IFC’s investments in vaccine manufacturing in Brazil aim to prevent future shortages like these. IFC's partnership with the Brazilian pharmaceutical company União Química includes a BRL 330 million loan (equivalent to $65 million), enabling União Química to renovate and equip its manufacturing facility in Brasília so the pharmaceutical company can produce bulk vaccines and potentially the active ingredients in COVID-19 vaccines.
The investment also allowed União Química to create a new production line capable of potentially producing 400 million doses of the vaccine per year. “IFC’s investment gave our company more possibilities to expand in the local market,” says Fernando Marques, President of União Química.
In addition to the need for more vaccines, the demand for pharmaceuticals also remains high: a May 2022 study by Brazil’s National Confederation of Municipalities showed that 80 percent of Brazilian cities faced pharmaceutical shortages.
IFC’s $150 million loan will enable Eurofarma to help narrow this gap. The support will help build a 280-thousand-square-meter manufacturing plant in Montes Claros, Minas Gerais, which will expand the production of antibiotics and other drugs. At full operational capacity, annual production should exceed 100 million doses for distribution in Latin America, according to Muñoz.
Eurofarma’s new factory is designed to meet the demands of the organization's future growth, both in Brazil and in international operations. Muñoz believes the company’s operations can produce pharmaceuticals for the largest markets in the world with the Montes Claros plant. She aims for Montes Claros to follow the same path of Eurofarma’s main plant in Itapevi, which in 2022 received certification from the USA’s Food and Drug Administration.

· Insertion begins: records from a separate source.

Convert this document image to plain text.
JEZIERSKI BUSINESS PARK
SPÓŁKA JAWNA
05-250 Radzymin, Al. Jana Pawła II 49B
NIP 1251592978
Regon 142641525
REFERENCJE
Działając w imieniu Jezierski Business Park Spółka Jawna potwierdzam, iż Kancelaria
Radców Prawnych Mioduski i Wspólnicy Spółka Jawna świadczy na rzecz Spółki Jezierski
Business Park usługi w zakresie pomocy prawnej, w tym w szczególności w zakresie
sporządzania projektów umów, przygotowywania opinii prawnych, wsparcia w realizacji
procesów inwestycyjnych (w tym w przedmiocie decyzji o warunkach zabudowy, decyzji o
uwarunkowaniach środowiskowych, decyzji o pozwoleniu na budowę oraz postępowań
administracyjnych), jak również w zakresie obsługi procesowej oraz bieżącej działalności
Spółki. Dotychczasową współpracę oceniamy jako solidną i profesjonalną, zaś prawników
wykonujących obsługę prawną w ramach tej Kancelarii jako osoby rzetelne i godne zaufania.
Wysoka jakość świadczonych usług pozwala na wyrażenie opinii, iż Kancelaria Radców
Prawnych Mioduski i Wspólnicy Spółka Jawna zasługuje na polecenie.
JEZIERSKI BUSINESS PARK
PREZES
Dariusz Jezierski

Increased production such as the new Eurofarma plant in Montes Claros will help local manufacturers reach more markets in Brazil. “Our team of more than 4,000 people reaches more than 98 percent of Brazilian municipalities,” said Muñoz.

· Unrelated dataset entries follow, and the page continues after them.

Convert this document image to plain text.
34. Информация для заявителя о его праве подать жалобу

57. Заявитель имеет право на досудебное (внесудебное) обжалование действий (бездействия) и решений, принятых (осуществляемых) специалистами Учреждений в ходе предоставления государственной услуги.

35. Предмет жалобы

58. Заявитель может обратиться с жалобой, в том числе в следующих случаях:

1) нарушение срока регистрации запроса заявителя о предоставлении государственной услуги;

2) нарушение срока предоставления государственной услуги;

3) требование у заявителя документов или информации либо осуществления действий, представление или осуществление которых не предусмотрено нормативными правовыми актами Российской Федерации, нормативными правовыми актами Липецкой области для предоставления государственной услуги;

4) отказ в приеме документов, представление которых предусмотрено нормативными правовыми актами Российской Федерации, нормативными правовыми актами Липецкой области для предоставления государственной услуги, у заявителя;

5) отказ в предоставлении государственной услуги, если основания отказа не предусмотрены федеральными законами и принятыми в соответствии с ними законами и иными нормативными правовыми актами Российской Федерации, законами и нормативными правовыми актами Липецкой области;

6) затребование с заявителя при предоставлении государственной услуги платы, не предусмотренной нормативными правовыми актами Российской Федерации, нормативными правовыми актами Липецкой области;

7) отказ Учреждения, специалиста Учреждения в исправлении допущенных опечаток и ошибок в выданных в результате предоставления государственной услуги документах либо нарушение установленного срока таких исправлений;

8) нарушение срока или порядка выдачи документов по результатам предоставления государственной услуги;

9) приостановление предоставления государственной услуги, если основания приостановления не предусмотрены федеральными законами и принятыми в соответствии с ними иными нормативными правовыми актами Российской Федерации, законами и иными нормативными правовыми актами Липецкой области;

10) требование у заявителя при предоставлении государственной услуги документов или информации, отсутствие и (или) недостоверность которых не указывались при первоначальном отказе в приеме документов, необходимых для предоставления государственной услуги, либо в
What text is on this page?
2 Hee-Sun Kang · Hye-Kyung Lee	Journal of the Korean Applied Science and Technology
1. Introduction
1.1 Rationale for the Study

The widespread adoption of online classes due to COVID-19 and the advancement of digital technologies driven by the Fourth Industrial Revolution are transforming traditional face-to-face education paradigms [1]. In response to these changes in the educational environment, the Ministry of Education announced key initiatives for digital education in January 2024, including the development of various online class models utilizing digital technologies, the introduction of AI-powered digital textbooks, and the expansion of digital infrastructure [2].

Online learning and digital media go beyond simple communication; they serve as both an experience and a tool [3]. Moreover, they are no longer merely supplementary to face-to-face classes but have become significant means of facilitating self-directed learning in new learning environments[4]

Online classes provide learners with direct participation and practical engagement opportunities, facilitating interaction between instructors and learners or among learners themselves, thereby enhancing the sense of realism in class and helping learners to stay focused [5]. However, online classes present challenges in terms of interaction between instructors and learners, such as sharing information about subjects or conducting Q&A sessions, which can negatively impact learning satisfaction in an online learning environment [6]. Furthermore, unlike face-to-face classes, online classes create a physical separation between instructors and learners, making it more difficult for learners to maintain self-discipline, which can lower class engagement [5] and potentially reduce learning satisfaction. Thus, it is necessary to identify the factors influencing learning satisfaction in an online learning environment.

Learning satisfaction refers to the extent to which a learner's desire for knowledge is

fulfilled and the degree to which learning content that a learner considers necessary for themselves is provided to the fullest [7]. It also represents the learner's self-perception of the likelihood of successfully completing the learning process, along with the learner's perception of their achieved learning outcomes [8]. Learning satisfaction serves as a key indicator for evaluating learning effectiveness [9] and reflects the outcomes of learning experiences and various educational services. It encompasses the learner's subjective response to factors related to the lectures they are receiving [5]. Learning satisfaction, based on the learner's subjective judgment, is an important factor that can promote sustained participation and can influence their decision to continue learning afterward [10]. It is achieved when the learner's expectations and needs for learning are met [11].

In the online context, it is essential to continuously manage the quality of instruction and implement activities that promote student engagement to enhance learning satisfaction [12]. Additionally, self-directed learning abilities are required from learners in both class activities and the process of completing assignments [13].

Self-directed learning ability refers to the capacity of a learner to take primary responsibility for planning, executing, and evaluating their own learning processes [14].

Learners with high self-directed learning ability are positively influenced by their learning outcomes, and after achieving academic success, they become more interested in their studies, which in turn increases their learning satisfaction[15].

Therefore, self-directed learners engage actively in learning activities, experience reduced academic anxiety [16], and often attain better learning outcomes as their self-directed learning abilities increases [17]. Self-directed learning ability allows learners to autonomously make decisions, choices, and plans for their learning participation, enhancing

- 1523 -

Economic security, environmental sustainability
Investments in the health care sector have been shown to impact the economies of emerging markets in a positive and long-term way, according to IFC research.
“Efforts like these don’t just advance long-term health security,” as IFC’s Farid Fezoua and the World Bank’s Juan Pablo Uribe have written. “They also advance the economy more generally, attract skilled talent to the region, boost tertiary education to ensure students are employable in these industries, and support more reliable supply chains that in turn contribute to more advanced manufacturing that underpins economic development.”

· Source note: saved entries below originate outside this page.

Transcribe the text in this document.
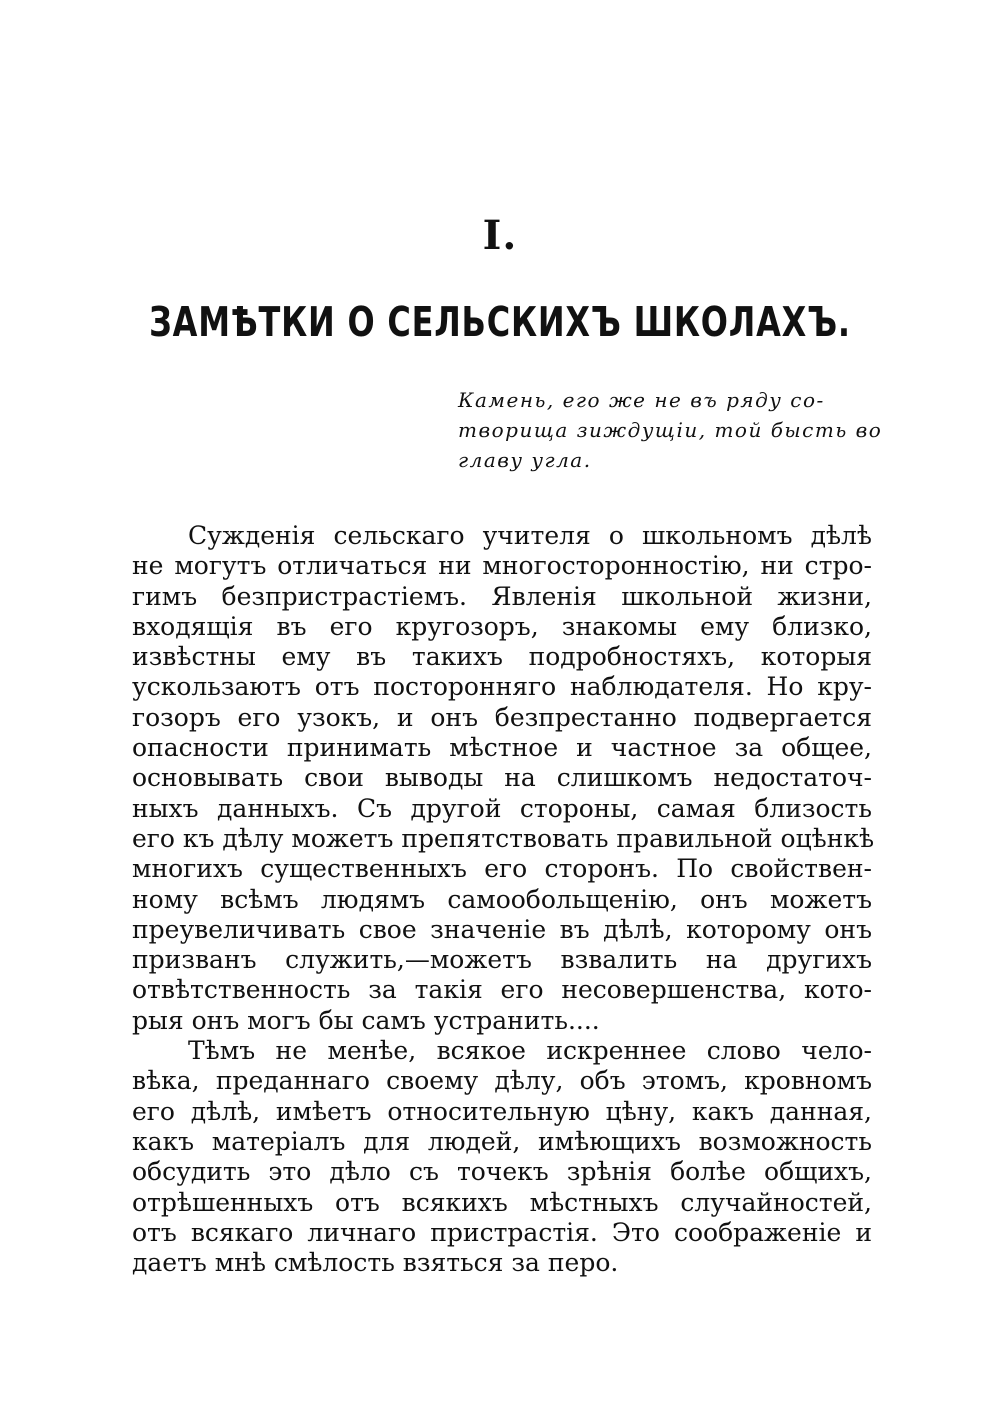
I.
ЗАМѢТКИ О СЕЛЬСКИХЪ ШКОЛАХЪ.
Камень, его же не въ ряду со-
творища зиждущіи, той бысть во
главу угла.
Сужденія сельскаго учителя о школьномъ дѣлѣ
не могутъ отличаться ни многосторонностію, ни стро-
гимъ безпристрастіемъ. Явленія школьной жизни,
входящія въ его кругозоръ, знакомы ему близко,
извѣстны ему въ такихъ подробностяхъ, которыя
ускользаютъ отъ посторонняго наблюдателя. Но кру-
гозоръ его узокъ, и онъ безпрестанно подвергается
опасности принимать мѣстное и частное за общее,
основывать свои выводы на слишкомъ недостаточ-
ныхъ данныхъ. Съ другой стороны, самая близость
его къ дѣлу можетъ препятствовать правильной оцѣнкѣ
многихъ существенныхъ его сторонъ. По свойствен-
ному всѣмъ людямъ самообольщенію, онъ можетъ
преувеличивать свое значеніе въ дѣлѣ, которому онъ
призванъ служить,—можетъ взвалить на другихъ
отвѣтственность за такія его несовершенства, кото-
рыя онъ могъ бы самъ устранить....
Тѣмъ не менѣе, всякое искреннее слово чело-
вѣка, преданнаго своему дѣлу, объ этомъ, кровномъ
его дѣлѣ, имѣетъ относительную цѣну, какъ данная,
какъ матеріалъ для людей, имѣющихъ возможность
обсудить это дѣло съ точекъ зрѣнія болѣе общихъ,
отрѣшенныхъ отъ всякихъ мѣстныхъ случайностей,
отъ всякаго личнаго пристрастія. Это соображеніе и
даетъ мнѣ смѣлость взяться за перо.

The expansion of Brazil’s health sector is expected to benefit the local economy as well. Eurofarma expects its new Montes Claros plant will generate 600 direct jobs and 1,500 indirect jobs.
Increased investment in the Brazilian health care sector also advances environmental sustainability. For example, Fitesa is working to reduce its two big environmental impacts in the supply chain: plastic waste from single-use plastic PPE such as face masks and hospital gowns, and greenhouse gas emissions from the machines at its manufacturing plants.
“When we reduce the waste, we are also reducing the [environmental] impact” said Mynarski.
To strengthen sustainability, Fitesa began offering bio-based nonwoven materials in 2013. “For many years we have been working on bio-based polymers in our raw materials, and for the first time our customers are using bio-based materials to produce healthcare products" such as face masks, said Mynarski.
As Brazil’s health care executives look forward, focusing on new solutions and a stronger health care manufacturing system, they have not forgotten the crisis of COVID-19. Despite the scale of the catastrophe, the country's health care sector adapted to defend the lives of its citizens, according to Muñoz.
“The COVID-19 pandemic has highlighted the importance of the health sector,” she says, while noting that “resilience and preparation” are required of all sectors. The biggest lesson of all? “Anticipating scenarios is essential."